See you soon, Frank.
Donald
PART TWO
WILLIAM
12
I put my hand on Cassie’s breast, and she said, “No, William. No.”
“Why not?” I said.
“Because it’s never good for me, twice, so soon. You know that.”
“Come on,” I said.
“No.”
“You’re lazy,” I said.
“And you’re greedy.” She picked my hand off and gave it back to me.
I replaced it. “At least let me hold you,” I said.
“No.” She threw my hand off again. “With you, one thing leads to another. I’m going to get some orange juice and run the bath, and if you’re not careful you’ll be late.”
I rolled onto my back and watched her walk about the bedroom, a tall thin girl with too few curves and very long feet.
Seen like that in all her angular nakedness she still had the self-possessed quality which had first attracted me: a natural apartness, a lack of cling. Her self-doubts, if any, were well hidden, even from me. She went downstairs and came back carrying two glasses of juice.
“William,” she said. “Stop staring.”
“I like to.”
She walked to the bathroom to turn on the taps and came back brushing her teeth.
“It’s seven o’clock,” she said.
“So I’ve noticed.”
“You’ll lose that cushy job of yours if you’re not out on the gallops in ten minutes.”
“Twenty will do.”
I rose up, however, and pinched the bath first, drinking the orange juice as I went. Count your blessings, I said to myself, soaping. Count Cassandra Morris, a better girl than I’d ever had before; seven months bedded, growing more essential every day. Count the sort of job that no one could expect to be given at twenty-nine. Count enough money, for once, to buy a car that wasn’t everyone’s cast-off held together by rust and luck.
The old ache to be a jockey was pretty well dead, but I supposed there would always be regret. It wasn’t as if I’d never ridden in races; I had, from sixteen to twenty, first as an amateur, then a professional, during which time I’d won eighty-four steeplechases, twenty-three hurdle races, and wretchedly cursed my unstoppably lengthening body. At six foot one I’d broken my leg in a racing fall, been imprisoned in traction for three months, and grown two more inches in bed.
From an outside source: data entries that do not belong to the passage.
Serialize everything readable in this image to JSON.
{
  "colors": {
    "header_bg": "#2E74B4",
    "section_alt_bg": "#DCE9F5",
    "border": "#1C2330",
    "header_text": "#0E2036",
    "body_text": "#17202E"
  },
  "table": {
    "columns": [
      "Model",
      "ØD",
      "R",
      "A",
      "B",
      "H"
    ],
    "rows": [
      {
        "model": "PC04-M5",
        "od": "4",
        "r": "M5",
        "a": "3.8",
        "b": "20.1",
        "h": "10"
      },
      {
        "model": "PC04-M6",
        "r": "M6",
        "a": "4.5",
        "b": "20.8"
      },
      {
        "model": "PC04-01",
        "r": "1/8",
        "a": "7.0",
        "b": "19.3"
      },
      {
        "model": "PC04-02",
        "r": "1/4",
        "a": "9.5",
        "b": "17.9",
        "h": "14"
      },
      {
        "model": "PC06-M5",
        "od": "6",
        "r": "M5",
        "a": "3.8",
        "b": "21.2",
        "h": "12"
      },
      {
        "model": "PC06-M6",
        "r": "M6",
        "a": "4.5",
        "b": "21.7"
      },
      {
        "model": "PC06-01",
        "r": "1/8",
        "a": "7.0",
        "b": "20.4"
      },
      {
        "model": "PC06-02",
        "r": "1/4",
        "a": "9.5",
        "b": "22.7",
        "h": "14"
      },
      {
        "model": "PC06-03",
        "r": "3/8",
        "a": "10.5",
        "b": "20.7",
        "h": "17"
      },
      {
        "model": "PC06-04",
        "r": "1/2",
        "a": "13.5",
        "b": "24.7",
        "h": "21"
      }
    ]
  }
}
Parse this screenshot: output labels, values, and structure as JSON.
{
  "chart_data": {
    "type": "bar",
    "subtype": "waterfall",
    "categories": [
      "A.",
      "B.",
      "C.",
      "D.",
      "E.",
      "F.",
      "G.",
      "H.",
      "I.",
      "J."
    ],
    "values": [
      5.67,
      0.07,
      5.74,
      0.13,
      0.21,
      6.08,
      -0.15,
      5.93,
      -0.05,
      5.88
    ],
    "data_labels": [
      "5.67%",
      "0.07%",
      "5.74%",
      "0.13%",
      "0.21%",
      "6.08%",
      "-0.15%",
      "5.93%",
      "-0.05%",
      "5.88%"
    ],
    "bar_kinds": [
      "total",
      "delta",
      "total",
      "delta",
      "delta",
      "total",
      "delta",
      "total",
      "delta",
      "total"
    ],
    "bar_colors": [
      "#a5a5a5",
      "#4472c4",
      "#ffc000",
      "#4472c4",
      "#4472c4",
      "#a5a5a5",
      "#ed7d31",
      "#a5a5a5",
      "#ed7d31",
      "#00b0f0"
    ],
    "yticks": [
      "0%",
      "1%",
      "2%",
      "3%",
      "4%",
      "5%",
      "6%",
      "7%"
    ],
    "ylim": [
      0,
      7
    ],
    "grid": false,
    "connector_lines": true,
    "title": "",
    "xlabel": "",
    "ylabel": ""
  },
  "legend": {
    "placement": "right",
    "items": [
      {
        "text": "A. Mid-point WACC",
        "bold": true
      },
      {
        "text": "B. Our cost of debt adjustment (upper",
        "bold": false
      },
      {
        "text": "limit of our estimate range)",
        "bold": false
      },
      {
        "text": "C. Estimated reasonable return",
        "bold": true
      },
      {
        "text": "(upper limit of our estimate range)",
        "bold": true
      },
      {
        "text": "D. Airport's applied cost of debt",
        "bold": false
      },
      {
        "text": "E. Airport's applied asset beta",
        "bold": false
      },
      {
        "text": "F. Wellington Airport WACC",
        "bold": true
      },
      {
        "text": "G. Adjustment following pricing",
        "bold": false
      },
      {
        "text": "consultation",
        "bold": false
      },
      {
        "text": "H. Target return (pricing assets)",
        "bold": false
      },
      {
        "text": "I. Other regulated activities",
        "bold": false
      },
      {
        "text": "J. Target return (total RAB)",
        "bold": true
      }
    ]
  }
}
It had been practically the end. There had been very tall jump jockeys in the past, but I’d progessively found that even if I starved to the point of weakness I couldn’t keep my weight reliably below eleven stone. Trainers began saying I was too tall, too heavy, sorry lad, and employing someone else. So at twenty I’d got myself a job as an assistant trainer, and at twenty-three I’d worked for a bloodstock agent, and at twenty-six on a stud farm, which kept me off the racecourse too much. At twenty-seven I’d been employed in a sort of hospital for sick racehorses which went out of business because too many owners preferred to shoot their liabilities, and after that there had been a spell of selling horse feed, and then a few months in the office of a bloodstock auctioneer, which had paid well but bored me to death; and each time between jobs I’d spent the proceeds of the last one in wandering around the world, drifting homeward when the cash ran out and casting around for a new berth.